All too often though coming of age films such as this seem written as if from the perspective of someone looking back. Those who know where life is heading and exactly where its pitfalls and tribulations lie. While this ‘wisdom’ allows for us to know what outcomes and choices we need to root for, it also can’t help but corrupt the experience of re-living the past as if it were still the present. What a blessing it will then be when Everybody Wants Some offers us Jake Bradford as our chaperone through these first days of campus life. Hardly speaking a word about the future, and showing no concern over what path he should even be taking, Jake is possessed with the sort of confidence that allows him to focus only on the moment he is inside of. And his undistracted view of this is somewhat of a revelation.

In devising a fish out of water story where the fish not only has legs, but already knows how to strut, Jake is allowed to shrug off any need for a narrative arc or have any sort of deep character revelation. Unmoored by these typical hangups of who he should befriend or what life path he should choose we are permitted to instead focus on all of the small details that now fill his life. The unimportant moments that make up these revelatory days. The sort of things that will one day become lost beneath the wave of bigger and better stories that are inevitably on their way. And to do so we will only need follow Jake’s directionless swagger from drink to drink, nightclub to nightclub, girl to girl and conversation to conversation. It’s likely that some of these people and events we are introduced to might still matter to him many years later. Others might not even be remembered the next morning. But Linklater’s decision to never differentiate between any of them gives the film it’s indelible sense of Now. At least (paradoxically) to those who are watching from our adulthoods.

And so it will be for us in the audiences that this film, so purposefully youthful and lighthearted on its surface, has a sense of being haunted. We can sense the ghosts of all of the paths that will not be taken. Our own lives are, after all, filled with bit players who for a short time could have been friends, but weren’t.
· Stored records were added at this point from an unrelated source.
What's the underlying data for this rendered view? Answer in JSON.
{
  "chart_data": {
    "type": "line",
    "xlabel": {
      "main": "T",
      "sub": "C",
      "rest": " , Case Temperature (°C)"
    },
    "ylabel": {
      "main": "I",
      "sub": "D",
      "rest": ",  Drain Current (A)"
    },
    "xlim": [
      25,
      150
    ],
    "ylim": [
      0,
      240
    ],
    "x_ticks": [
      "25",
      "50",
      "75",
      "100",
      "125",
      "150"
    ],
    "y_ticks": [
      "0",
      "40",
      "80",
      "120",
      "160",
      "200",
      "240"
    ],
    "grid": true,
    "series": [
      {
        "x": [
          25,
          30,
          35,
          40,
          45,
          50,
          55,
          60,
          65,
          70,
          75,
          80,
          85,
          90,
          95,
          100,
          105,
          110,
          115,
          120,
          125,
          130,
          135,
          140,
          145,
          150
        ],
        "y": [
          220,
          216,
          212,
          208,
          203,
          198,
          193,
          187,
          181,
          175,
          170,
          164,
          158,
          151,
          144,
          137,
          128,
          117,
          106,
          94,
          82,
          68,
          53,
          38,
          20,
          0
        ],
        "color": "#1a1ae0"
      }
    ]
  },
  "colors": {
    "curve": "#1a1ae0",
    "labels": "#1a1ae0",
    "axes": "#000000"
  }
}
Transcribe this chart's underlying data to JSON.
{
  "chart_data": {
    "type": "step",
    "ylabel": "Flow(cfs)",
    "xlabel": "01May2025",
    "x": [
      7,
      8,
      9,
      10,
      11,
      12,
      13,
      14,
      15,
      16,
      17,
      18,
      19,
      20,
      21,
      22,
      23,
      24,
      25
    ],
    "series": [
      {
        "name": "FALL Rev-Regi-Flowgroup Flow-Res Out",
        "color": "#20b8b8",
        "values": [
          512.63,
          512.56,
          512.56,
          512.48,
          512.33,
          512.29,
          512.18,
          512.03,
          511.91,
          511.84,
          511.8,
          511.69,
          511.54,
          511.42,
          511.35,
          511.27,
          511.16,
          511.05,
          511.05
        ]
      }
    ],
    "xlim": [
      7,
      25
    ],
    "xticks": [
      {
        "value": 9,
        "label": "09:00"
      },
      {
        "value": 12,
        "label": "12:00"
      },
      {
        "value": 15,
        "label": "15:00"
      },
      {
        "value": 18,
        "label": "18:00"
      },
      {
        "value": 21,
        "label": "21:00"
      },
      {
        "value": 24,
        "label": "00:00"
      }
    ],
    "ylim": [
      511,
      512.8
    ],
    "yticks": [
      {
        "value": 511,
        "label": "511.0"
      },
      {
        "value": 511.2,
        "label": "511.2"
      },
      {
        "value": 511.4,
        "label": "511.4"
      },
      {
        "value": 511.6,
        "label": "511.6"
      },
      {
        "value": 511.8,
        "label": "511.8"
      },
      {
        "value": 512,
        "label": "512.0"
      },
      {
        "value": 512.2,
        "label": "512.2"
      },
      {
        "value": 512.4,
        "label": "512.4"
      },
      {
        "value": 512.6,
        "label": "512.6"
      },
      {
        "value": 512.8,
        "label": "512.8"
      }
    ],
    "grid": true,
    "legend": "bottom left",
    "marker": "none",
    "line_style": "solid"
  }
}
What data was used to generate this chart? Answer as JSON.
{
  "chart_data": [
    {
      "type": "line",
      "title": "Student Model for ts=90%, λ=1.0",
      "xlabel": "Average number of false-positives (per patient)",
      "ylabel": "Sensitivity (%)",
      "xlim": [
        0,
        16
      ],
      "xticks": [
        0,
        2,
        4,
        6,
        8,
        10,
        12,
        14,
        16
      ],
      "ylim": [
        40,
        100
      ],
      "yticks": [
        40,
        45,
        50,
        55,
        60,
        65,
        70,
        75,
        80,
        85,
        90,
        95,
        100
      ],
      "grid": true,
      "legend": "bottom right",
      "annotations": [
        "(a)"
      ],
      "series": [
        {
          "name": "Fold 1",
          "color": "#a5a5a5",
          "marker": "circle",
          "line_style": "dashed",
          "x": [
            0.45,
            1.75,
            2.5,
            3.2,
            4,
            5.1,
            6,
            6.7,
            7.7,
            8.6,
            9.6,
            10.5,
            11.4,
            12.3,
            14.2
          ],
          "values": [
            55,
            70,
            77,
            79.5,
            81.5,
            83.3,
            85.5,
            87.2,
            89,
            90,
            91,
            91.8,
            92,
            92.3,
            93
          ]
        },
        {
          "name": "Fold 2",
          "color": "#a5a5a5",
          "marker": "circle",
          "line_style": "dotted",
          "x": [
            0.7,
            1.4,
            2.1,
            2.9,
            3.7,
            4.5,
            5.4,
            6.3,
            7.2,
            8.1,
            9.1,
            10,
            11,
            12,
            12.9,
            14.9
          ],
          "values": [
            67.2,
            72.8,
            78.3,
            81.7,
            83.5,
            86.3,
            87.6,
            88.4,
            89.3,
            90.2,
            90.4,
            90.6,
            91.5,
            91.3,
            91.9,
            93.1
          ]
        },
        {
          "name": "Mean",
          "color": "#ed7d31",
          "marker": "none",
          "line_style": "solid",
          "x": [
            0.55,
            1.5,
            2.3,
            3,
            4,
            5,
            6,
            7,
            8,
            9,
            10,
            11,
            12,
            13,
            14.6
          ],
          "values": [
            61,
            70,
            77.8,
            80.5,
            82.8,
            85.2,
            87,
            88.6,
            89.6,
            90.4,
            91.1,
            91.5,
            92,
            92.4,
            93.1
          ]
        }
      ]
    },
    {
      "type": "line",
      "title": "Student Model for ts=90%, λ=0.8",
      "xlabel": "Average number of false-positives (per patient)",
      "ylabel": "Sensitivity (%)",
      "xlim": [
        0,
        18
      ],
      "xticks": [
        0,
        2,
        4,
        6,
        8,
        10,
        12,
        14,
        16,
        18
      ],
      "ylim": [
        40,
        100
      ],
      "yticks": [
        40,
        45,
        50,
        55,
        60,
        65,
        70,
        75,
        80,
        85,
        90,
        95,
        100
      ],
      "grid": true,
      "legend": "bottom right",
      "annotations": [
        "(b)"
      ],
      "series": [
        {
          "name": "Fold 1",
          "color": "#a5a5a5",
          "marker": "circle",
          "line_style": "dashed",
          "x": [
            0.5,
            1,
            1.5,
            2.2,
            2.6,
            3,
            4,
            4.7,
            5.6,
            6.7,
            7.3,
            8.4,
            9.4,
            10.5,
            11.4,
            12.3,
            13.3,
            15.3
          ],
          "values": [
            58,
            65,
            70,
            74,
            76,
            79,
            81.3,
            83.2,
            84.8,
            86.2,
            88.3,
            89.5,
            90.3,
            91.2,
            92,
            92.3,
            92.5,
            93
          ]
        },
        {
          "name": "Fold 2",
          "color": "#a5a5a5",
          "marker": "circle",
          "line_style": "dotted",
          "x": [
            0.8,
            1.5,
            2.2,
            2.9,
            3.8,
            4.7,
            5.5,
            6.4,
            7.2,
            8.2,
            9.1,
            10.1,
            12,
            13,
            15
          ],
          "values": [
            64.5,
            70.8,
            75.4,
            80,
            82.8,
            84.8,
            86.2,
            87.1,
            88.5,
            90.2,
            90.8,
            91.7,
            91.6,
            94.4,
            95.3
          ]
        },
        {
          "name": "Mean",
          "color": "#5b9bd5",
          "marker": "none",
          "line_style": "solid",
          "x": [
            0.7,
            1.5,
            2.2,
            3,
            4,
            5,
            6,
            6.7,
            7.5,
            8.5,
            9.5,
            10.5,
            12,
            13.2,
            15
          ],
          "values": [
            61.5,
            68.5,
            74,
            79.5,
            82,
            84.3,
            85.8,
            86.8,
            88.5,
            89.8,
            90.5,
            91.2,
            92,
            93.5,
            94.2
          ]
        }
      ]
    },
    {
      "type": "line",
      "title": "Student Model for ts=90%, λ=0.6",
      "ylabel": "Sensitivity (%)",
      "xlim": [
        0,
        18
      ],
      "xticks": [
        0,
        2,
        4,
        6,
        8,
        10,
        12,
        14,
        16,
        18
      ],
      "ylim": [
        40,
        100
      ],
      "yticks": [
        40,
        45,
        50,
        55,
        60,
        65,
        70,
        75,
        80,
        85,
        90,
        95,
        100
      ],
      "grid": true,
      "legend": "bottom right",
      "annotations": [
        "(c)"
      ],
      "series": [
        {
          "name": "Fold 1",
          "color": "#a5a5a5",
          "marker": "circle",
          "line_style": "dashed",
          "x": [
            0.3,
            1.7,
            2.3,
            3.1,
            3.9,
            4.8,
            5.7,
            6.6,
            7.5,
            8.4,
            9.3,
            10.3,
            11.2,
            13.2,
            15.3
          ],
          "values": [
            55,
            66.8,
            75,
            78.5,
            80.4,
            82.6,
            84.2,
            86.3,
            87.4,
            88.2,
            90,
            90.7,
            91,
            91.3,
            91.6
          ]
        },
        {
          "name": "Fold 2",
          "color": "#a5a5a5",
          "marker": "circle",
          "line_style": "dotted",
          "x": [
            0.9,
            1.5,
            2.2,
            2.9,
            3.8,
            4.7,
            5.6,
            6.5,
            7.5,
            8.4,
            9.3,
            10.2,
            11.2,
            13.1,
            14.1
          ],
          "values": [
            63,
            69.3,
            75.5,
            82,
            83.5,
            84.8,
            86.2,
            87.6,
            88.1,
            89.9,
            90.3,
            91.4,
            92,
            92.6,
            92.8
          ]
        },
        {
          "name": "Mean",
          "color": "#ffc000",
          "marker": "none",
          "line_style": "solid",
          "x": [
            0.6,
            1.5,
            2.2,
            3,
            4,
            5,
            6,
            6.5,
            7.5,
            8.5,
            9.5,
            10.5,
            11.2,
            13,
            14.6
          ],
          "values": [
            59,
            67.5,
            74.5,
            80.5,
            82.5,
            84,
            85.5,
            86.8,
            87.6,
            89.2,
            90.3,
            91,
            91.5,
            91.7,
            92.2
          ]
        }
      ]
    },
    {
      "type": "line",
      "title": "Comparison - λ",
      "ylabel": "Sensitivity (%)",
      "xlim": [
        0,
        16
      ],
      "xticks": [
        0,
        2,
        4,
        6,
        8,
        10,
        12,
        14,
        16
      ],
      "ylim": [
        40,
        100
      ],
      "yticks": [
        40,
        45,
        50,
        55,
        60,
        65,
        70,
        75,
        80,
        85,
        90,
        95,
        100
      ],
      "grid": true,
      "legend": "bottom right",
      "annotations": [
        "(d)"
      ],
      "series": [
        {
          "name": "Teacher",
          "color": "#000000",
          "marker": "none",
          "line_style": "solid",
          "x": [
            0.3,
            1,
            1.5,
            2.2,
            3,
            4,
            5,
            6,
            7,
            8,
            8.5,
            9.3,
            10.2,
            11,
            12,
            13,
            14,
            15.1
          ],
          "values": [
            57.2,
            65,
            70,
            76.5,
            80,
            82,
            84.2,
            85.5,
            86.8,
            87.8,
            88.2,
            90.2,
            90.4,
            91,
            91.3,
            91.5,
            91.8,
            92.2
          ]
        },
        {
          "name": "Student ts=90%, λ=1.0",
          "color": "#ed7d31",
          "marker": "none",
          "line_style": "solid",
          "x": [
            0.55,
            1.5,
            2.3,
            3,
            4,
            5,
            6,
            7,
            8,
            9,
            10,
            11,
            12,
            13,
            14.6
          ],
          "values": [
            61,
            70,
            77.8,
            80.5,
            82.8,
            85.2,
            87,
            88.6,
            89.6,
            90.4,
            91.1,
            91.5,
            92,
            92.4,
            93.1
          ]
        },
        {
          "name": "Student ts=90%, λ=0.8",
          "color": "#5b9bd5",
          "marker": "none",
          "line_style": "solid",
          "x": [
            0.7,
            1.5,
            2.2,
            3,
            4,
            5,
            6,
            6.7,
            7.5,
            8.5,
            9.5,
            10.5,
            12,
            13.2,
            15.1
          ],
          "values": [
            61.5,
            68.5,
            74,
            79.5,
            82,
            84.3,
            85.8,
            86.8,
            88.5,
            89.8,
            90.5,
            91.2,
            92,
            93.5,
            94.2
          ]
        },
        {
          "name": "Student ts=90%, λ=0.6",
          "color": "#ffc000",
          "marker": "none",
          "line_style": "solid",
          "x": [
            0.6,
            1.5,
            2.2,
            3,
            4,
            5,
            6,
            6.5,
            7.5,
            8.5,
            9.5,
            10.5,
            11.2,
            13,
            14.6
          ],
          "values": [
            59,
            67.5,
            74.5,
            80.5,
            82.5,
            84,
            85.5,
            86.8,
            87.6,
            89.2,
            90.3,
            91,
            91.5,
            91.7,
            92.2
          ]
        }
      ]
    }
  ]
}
And places we enjoyed being, but it turns out, would never visit again. LIkewise, this film throbs with this endless sense of possibility, and for us that know better, there is a beautiful sadness wondering who and what will be left behind, remain undiscovered, neglected or forgotten.

Rarely has a film understood this sort of transience with such a sense of dispassionate longing. It treats youth as it is, always moving forward, some dreams and friendships and promises being kept, while others fall off and jingle jangle away before anyone hardly notices. It is a time when ambassadors of both our past and future comingle, and the only way we will ever know who is who is to wait, until we grow older and can look back at everything that has been lost to us. And everything that is still here.